By Ryan T. Cragun
As interest in the nonreligious has grown, attention has turned to how to measure both the growth of and variation within the nonreligious. This interest has also revealed that prior measures of religiosity are often problematic. In this research note, I detail some of these problems. For instance, some measures fail to contrast nonreligiosity with religiosity. Other measures are double-barreled or one-and-a-half barreled, making them impossible for nonreligious individuals to answer. Finally, I note that how questions are worded can result in very different estimates of how many nonreligious people and atheists there are in a population.
Social scientists have known that religiosity is multidimensional since the 1960s (Glock and Stark, 1966).
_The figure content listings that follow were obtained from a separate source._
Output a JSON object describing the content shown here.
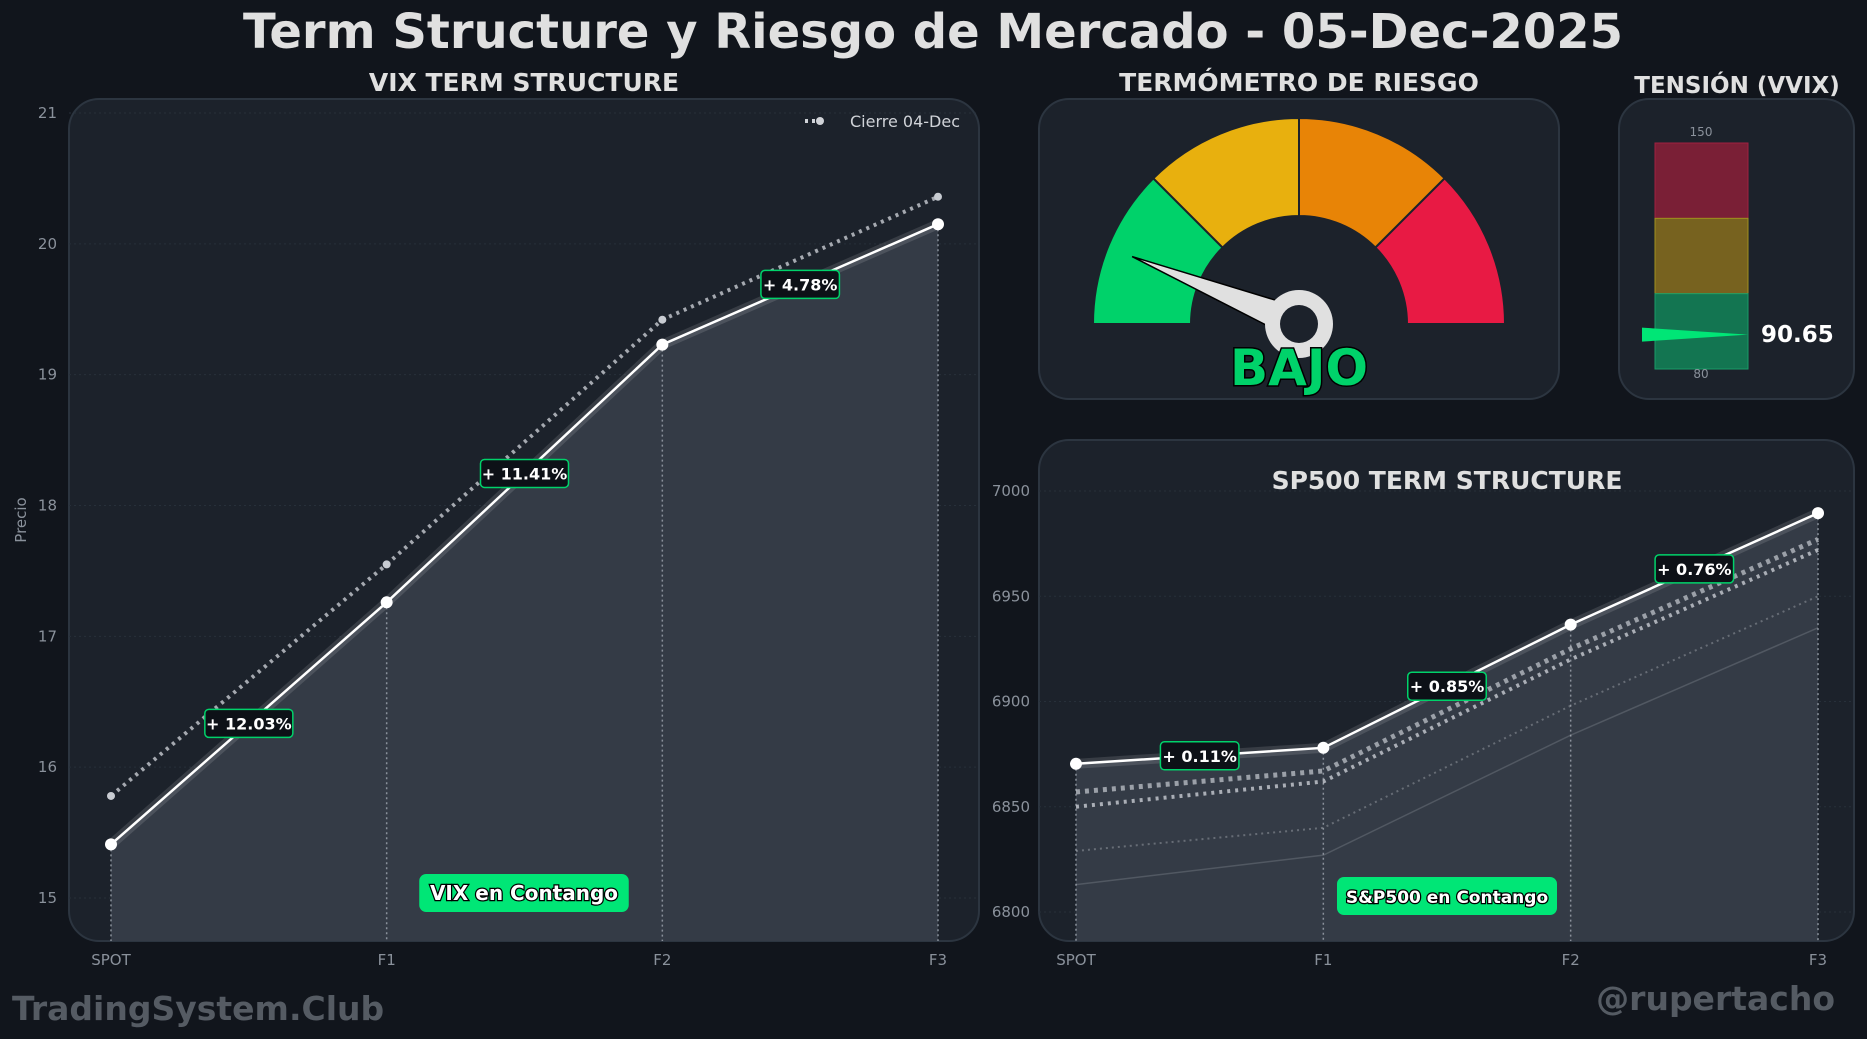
{
  "title": "Term Structure y Riesgo de Mercado - 05-Dec-2025",
  "watermark_left": "TradingSystem.Club",
  "watermark_right": "@rupertacho",
  "colors": {
    "background": "#11151c",
    "panel": "#1c222b",
    "green": "#00d26a",
    "yellow": "#e8b00e",
    "orange": "#e88406",
    "red": "#e81a44"
  },
  "chart_data": [
    {
      "type": "line",
      "title": "VIX TERM STRUCTURE",
      "ylabel": "Precio",
      "categories": [
        "SPOT",
        "F1",
        "F2",
        "F3"
      ],
      "ylim": [
        14.7,
        21
      ],
      "yticks": [
        15,
        16,
        17,
        18,
        19,
        20,
        21
      ],
      "grid": true,
      "legend_position": "top-right",
      "series": [
        {
          "values": [
            15.41,
            17.26,
            19.23,
            20.15
          ],
          "style": "solid"
        },
        {
          "name": "Cierre 04-Dec",
          "values": [
            15.78,
            17.55,
            19.42,
            20.36
          ],
          "style": "dotted"
        }
      ],
      "change_labels": [
        "+ 12.03%",
        "+ 11.41%",
        "+ 4.78%"
      ],
      "status_label": "VIX en Contango"
    },
    {
      "type": "gauge",
      "title": "TERMÓMETRO DE RIESGO",
      "segments": [
        "#00d26a",
        "#e8b00e",
        "#e88406",
        "#e81a44"
      ],
      "needle_angle_deg": 158,
      "status_label": "BAJO"
    },
    {
      "type": "bar",
      "title": "TENSIÓN (VVIX)",
      "ylim": [
        80,
        150
      ],
      "tick_top": "150",
      "tick_bottom": "80",
      "zones": [
        "#7a1f36",
        "#77621f",
        "#137551"
      ],
      "value": 90.65,
      "value_label": "90.65"
    },
    {
      "type": "line",
      "title": "SP500 TERM STRUCTURE",
      "categories": [
        "SPOT",
        "F1",
        "F2",
        "F3"
      ],
      "ylim": [
        6787,
        7015
      ],
      "yticks": [
        6800,
        6850,
        6900,
        6950,
        7000
      ],
      "grid": true,
      "series": [
        {
          "values": [
            6870.4,
            6878.0,
            6936.5,
            6989.5
          ],
          "style": "solid"
        },
        {
          "values": [
            6857,
            6867,
            6925,
            6977
          ],
          "style": "dotted-thick"
        },
        {
          "values": [
            6850,
            6862,
            6920,
            6972
          ],
          "style": "dotted"
        },
        {
          "values": [
            6829,
            6840,
            6898,
            6950
          ],
          "style": "dotted-faint"
        },
        {
          "values": [
            6813,
            6827,
            6884,
            6935
          ],
          "style": "faint"
        }
      ],
      "change_labels": [
        "+ 0.11%",
        "+ 0.85%",
        "+ 0.76%"
      ],
      "status_label": "S&P500 en Contango"
    }
  ]
}
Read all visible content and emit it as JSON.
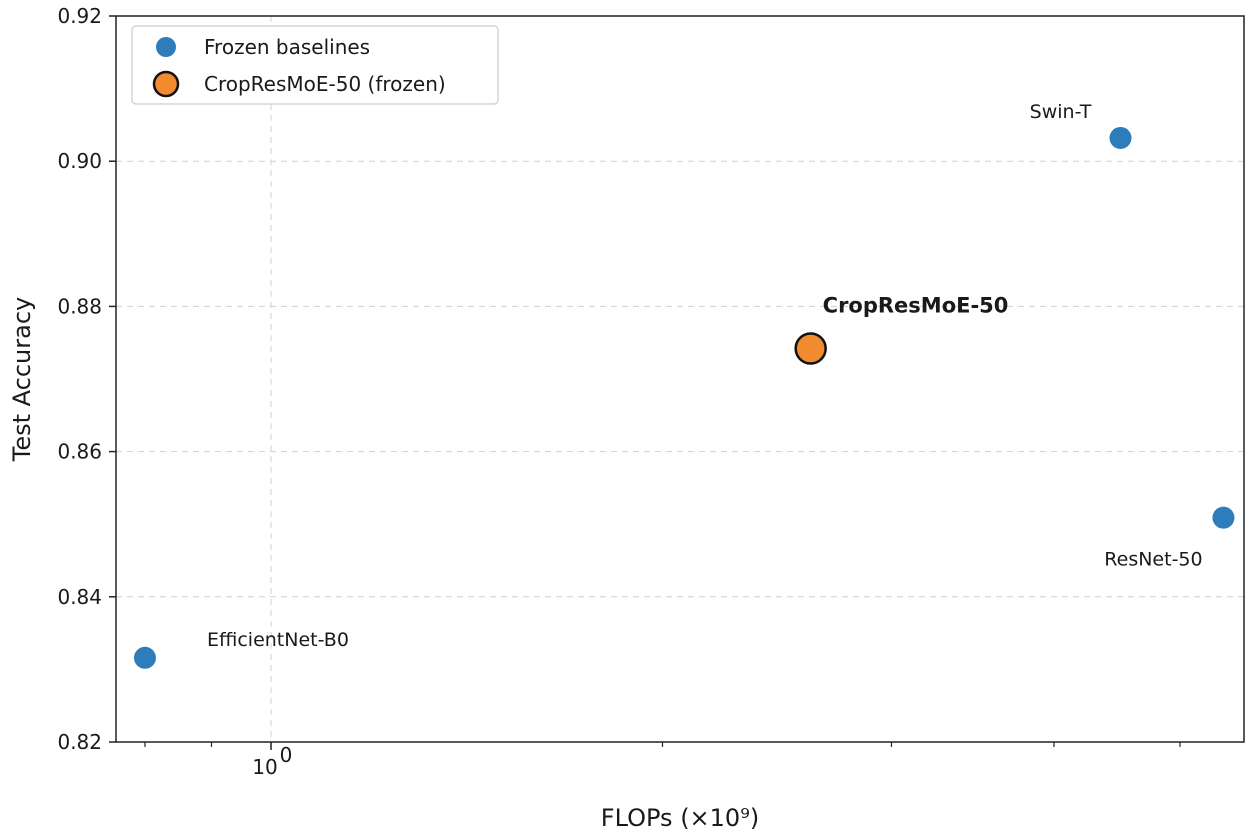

Since then, there have been numerous measures developed to try to capture individual religiosity, some with just a few dimensions, others with as many as eight dimensions (Hill and Hood, 1999). Various measures of religiosity continue to be used, depending on the context and group of interest (Cragun, Hammer and Nielsen, 2015). While those measures are varied, there seems to be growing agreement among scholars that there are least three core dimensions of religiosity that should be captured when trying to get a comprehensive measure of how religious someone is: belief, behavior, and belonging (Keysar, 2014).
We now know that measures of religiosity are typically not also measures of nonreligiosity or secularity (Hall, Meador and Koenig, 2008; Hall, Koenig and Meador, 2009; Hwang, Hammer and Cragun, 2011). Many measures of religiosity capture only how religious people are, ranging from very high levels of religiosity (presumably along the three dimensions just noted) to very low levels of religiosity. This is particularly problematic when researchers try to make comparisons between religious and nonreligious individuals as they may not actually be capturing whether or not someone is nonreligious or if they are affirmatively secular (Galen, 2012; Baker and Smith, 2015). To what extent the problems in measuring nonreligion are intentional or unintentional biases of pro-religious researchers is unclear (Cragun and Hammer, 2011). Additionally, while there have now been some efforts to measure the dimensions of secularity (Schnell, 2015), it’s not entirely clear whether the same dimensions of religiosity (i.e., belief, behavior, and belonging) apply to the nonreligious (Lee, 2014). The answer to the question, “How are people secular or nonreligious?” is still an ongoing concern.